Tyreese, Lizzie e Mika vagano tra i boschi. Chad Coleman si conferma interprete inadeguato per il proprio personaggio, ma forse è la scrittura a penalizzarlo, difficile dirlo, mentre nelle azioni di Lizzie, che tappa la bocca senza troppi complimenti ad una rediviva Judith, riecheggia l'asprezza dell'headshot di cui era stata artefice nel midseason finale. Difficile distinguere tra volontà e occasionalità con un personaggio simile, che ci giunge esasperato e fuori di testa, ma che forse vorrebbe essere dipinto come forte. Judith intanto, ancora viva. Non si tratta di una completa sorpresa, e la stessa regia di Tricia Brook pare confermarcelo, rifiutandosi di sottolineare la scoperta, a differenza di altri momenti della puntata. Che fuggendo dalla prigione Tyreese tenesse tra le mani qualcosa, forse un fagottino, erano in molti ad averlo notato, ma ciò che rimane è soprattutto la conferma di una scrittura statica, che in un contesto narrativo che non brilla esattamente per novità, si priva anche dei più piccoli schiaffi al senso di ciò che andrebbe o no mostrato o raccontato.

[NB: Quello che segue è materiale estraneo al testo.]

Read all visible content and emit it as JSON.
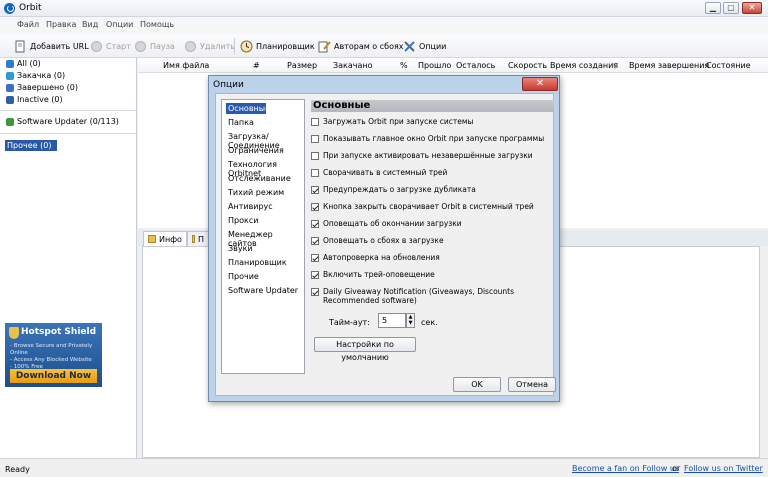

I neonati non si toccano, e va bene, e va bene anche accettare come la sofferenza di Rick sia stata forse eccessiva, ma, a posteriori, ciò a cui abbiamo assistito finora, nella quarta stagione, è stata una  sequenza di avvenimenti o poco incisivi o troppo già visti. The Walking Dead è in una modalità di restart continuo, che procede per accumulazione di situazioni troppo simili (il posto sicuro destinato a crollare, il nemico che ritorna solo per rimescolare le carte e far ripartire il loop ancora una volta). E in tutto questo emerge anche un nuovo particolare: la difficoltà per la serie di privarsi dei propri caratteri. Tolto il sacrificabile Herschel, non certo uno dei beniamini dei fan, l'attacco alla prigione non ha pagato, dal punto di vista della sceneggiatura, il prezzo per un restart simile. Va bene far ripartire tutto ancora una volta, ma qualcosa dovrà pur cambiare. In parole povere, qualcuno dovrà morire per dare un senso al tutto, per eliminare questa fastidiosa sensazione di déjà-vu, per pagare il prezzo di una nuova separazione destinata a ripercorrere tutti i passi che abbiamo già visto così tante volte nella serie.

Torna anche Carol, ed è un ritorno troppo improvviso e artificioso, troppo calcolato e meccanico per non essere sgradevole, per quanto il personaggio di Melissa McBride rimanga uno di quelli scritti meglio nello show. Gli ultimi due segmenti, infine, sono occupati da Glenn e Maggie, e dal loro tentativo di riavvicinarsi. Anche in questo caso non mancano alcune forzature narrative, ma niente di troppo eclatante, anzi probabilmente l'idea per lo stacco tra le due parti rimane il miglior momento dell'episodio. La puntata si conclude con un incontro inaspettato, base per il proseguimento della storia. Vedremo.